A British health watchdog group has proposed that sex education be taught to children in Kindergarten, so that they will have the skills and confidence to delay sexual intimacy. The report comes from the National Institute for Health and Clinical Excellence (NICE.) How appropriate that the acronym “NICE” is the same as C.S. Lewis used (for the fictional National Institute of Coordinated Experiments) in his horrific dystopian classic, That Hideous Strength, in which he warned of the impending dangers of soulless statism.
It is hard to imagine a sillier notion than the one proposed by NICE. Sex education has been taught in British schools for decades now. The reason for intruding this familial and religious responsibility into the state-run educational system back then was — guess what? — to help give school children the skills and confidence to avoid sexual intimacy, until the student was ready, anyway.

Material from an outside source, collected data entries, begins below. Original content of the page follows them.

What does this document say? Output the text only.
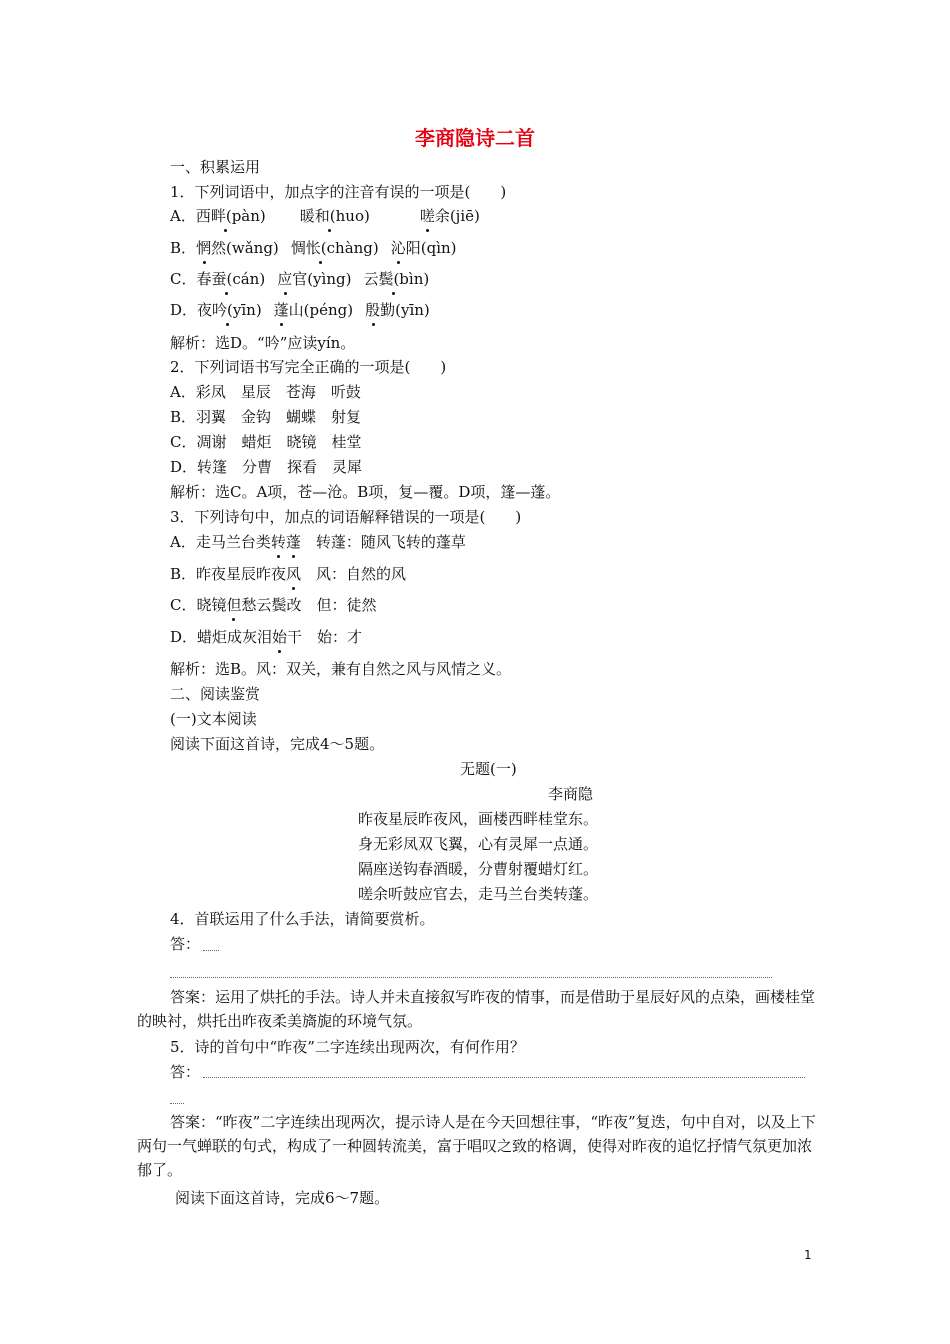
李商隐诗二首
一、积累运用
1．下列词语中，加点字的注音有误的一项是(　　)
A．西畔(pàn) 暖和(huo)	嗟余(jiē)
B．惘然(wǎng) 惆怅(chàng) 沁阳(qìn)
C．春蚕(cán) 应官(yìng) 云鬓(bìn)
D．夜吟(yīn) 蓬山(péng) 殷勤(yīn)
解析：选D。“吟”应读yín。
2．下列词语书写完全正确的一项是(　　)
A．彩凤　星辰　苍海　听鼓
B．羽翼　金钩　蝴蝶　射复
C．凋谢　蜡炬　晓镜　桂堂
D．转篷　分曹　探看　灵犀
解析：选C。A项，苍—沧。B项，复—覆。D项，篷—蓬。
3．下列诗句中，加点的词语解释错误的一项是(　　)
A．走马兰台类转蓬
　转蓬：随风飞转的蓬草
B．昨夜星辰昨夜风
　风：自然的风
C．晓镜但
愁云鬓改　但：徒然
D．蜡炬成灰泪始
干　始：才
解析：选B。风：双关，兼有自然之风与风情之义。
二、阅读鉴赏
(一)文本阅读
阅读下面这首诗，完成4～5题。
无题(一)
李商隐
昨夜星辰昨夜风，画楼西畔桂堂东。
身无彩凤双飞翼，心有灵犀一点通。
隔座送钩春酒暖，分曹射覆蜡灯红。
嗟余听鼓应官去，走马兰台类转蓬。
4．首联运用了什么手法，请简要赏析。
答：
答案：运用了烘托的手法。诗人并未直接叙写昨夜的情事，而是借助于星辰好风的点染，画楼桂堂的映衬，烘托出昨夜柔美旖旎的环境气氛。
5．诗的首句中“昨夜”二字连续出现两次，有何作用？
答：
答案：“昨夜”二字连续出现两次，提示诗人是在今天回想往事，“昨夜”复迭，句中自对，以及上下两句一气蝉联的句式，构成了一种圆转流美，富于唱叹之致的格调，使得对昨夜的追忆抒情气氛更加浓郁了。
阅读下面这首诗，完成6～7题。
1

This approach failed utterly. Single mothers among the young proliferated, along with STD and the other disasters of the Nanny State. The rate of unwed young mothers is now among the highest in Europe, a steep rise which occurred after the introduction of sex education in British schools. How lowering the age of sex education to children who are many years from puberty will help is anyone’s guess.
More troubling, of course, is the idea that the state should be dealing with issues which should be between parent and child or should be part of the child’s other moral education, like in church or synagogue. The inculcation of values ought to be among the most respected rights of private citizens in a free country. This is particularly true when those instructed in values by government are too young to absorb the values objectively. How can instruction at this young age be much more than state indoctrination, especially when the subject is so fraught with private beliefs?
Surely this is simply another way for the state to deliberately supplant the family or the church and to promote the atomization of individuals into discrete portions that a totalitarian state can swallow in easy bites. Here is a different idea: End sex education for all students for a five-year period, and encourage, instead, parents and clergy to help children learn how to approach the serious question of sex.
However, that suggestion will probably not gain much traction in an increasingly intrusive British government.